A UDN, União Democrática Nacional, foi o partido da classe média conservadora fundado nos anos 1940. Seu líder maior era o jornalista Carlos Lacerda, um estridente crítico de Getúlio Vargas, então a maior liderança popular do país. Bom de voto, Getúlio era o grande mal a ser combatido, o homem que fazia o país afundar no “mar de lama da corrupção”.
Anticomunista, com discurso liberal e simpática ao capital estrangeiro, a UDN tentou derrubar Getúlio em 1954. O contragolpe veio com o tiro no peito dado pelo presidente, que enterrou por ora as pretensões udenistas.
Nos anos seguintes, a UDN conspirou contra Juscelino Kubitschek. Nos anos 1960, o alvo era Jango. A UDN então convocou uma “marcha da família” contra a “ameaça vermelha” e apoiou com entusiasmo o golpe militar para “limpar o país da corrupção”.
Voltando aos tempos atuais, cinco dias depois da derrota no segundo turno, o deputado tucano José Aníbal tuitava uma declaração de Carlos Lacerda que resumia a UDN de outrora e o PSDB de hoje em dia: “Lacerda dizia de Getúlio: ‘Não pode ser candidato. Se for, não pode ser eleito. Se eleito, não pode tomar posse. Se tomar posse, não pode governar’”, escreveu Aníbal.
Soa familiar e atual?
Em meio a delações da Lava-Jato, golpes de Eduardo Cunha e todos os capítulos da trama do impeachment, foi o PSDB que, no dia seguinte ao segundo turno, já falava em recontar os votos.
Dois meses após a posse de Dilma, os tucanos já estavam na rua pedindo o impeachment da presidente, antes mesmo de ter um fato que motivasse o processo.
Na normalidade, primeiro vem um crime de responsabilidade e depois um processo de cassação. No caso de Dilma, primeiro veio o impeachment e, por mais de um ano, buscou-se um suposto crime para derrubá-la.
Aécio e tucanos como o deputado Carlos Sampaio já não se envergonham de incorporar o velho espírito udenista. O PSDB chegou a entrar no TSE para pedir a extinção do PT. Mais decepcionante é a velha guarda - como Fernando Henrique, que um dia se acreditou ser estadista - embarcar na onda.
Pagaria muito para saber o que integrantes da antiga ala do PSDB, como Franco Montoro ou Mário Covas, falariam do atual momento se estivessem vivos. Luiz Carlos Bresser-Pereira, que um dia foi uma das estrelas tucanas, está hoje ao lado de Dilma e é uma voz potente contra o impeachment.

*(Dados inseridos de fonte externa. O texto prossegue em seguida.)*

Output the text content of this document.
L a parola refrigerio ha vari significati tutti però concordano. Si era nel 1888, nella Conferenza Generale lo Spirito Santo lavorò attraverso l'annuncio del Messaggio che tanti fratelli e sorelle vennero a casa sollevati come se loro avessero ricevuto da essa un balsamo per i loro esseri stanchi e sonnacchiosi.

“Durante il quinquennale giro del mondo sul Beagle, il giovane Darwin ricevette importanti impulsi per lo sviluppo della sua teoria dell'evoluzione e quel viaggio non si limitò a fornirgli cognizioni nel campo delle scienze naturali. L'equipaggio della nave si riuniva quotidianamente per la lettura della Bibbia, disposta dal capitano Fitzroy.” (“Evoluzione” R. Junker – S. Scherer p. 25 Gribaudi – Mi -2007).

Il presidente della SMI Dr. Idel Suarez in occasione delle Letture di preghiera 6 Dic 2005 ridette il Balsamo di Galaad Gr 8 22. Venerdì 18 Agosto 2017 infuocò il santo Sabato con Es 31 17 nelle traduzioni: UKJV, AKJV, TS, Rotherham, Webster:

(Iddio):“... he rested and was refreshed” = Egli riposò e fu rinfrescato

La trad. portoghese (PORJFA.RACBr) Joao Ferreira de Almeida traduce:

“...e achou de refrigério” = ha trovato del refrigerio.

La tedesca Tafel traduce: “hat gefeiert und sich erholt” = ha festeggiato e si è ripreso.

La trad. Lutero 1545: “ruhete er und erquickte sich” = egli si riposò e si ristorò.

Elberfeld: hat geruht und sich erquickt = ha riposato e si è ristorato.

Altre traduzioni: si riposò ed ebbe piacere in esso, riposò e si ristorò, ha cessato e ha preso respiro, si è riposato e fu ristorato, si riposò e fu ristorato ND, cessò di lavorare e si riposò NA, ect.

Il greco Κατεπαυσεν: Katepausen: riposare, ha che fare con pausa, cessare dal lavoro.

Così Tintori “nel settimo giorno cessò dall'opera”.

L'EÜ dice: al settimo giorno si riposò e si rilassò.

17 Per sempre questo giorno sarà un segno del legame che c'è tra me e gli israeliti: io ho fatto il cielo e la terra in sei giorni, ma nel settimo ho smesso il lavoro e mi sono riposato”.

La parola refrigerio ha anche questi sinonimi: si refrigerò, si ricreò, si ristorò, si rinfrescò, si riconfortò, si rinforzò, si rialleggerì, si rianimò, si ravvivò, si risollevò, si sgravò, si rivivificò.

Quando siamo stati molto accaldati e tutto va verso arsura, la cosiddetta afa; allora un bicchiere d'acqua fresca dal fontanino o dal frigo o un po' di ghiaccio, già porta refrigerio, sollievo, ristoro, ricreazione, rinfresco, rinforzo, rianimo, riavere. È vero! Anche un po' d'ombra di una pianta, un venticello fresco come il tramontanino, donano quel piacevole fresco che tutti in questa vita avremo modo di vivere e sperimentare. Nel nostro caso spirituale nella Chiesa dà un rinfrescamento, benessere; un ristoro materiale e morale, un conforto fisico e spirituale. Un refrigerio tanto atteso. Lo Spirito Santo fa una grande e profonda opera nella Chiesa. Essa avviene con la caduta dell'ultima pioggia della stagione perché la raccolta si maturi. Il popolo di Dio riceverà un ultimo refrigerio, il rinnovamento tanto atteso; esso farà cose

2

Fala-se em declínio do PT, mas mais flagrante é a decadência do PSDB. Assim como a velha UDN, os tucanos partiram para o vale-tudo, sem pensar no que vem por aí. Se o golpe contra Dilma se concretizar, o país viverá uma cisão política que levará décadas para ser superada. A imagem do país será seriamente abalada. O Brasil-país-do-futuro será a sombra de um passado vergonhoso.
E um impeachment de Dilma poderá causar uma perigosa onda de instabilidade, que será interna (agora pode derrubar governador que fez pedaladas?), para os próximos governos (Temer acha que conseguirá governar?) e que poderá afetar toda a América do Sul (afinal, se no Brasil pode derrubar governo, pode em qualquer lugar).
Se fosse menos imediatista, menos ressentido e pensasse realmente no país, o PSDB deveria observar a história, até para salvar a si próprio. Em 1964, a UDN apoiou o golpe militar. Não demorou muito tempo para os generais colocarem os antigos aliados na ilegalidade, junto com os comunistas e todos os outros partidos. Foi o fim.
O PSDB hoje acha que irá faturar se derrubar Dilma. A realidade é que os tucanos correm o risco de serem engolidos pelo PMDB e ganharem as vaias dos verde-amarelos raivosos que alimentaram nos últimos tempos.
A julgar pelas pesquisas, podem ficar até de fora do segundo turno nas próximas eleições. Mas o pior ainda está por vir. O partido que um dia quis representar a modernidade no Brasil poderá fatalmente passar ao ostracismo da história. E o pior: sob o rótulo de golpista.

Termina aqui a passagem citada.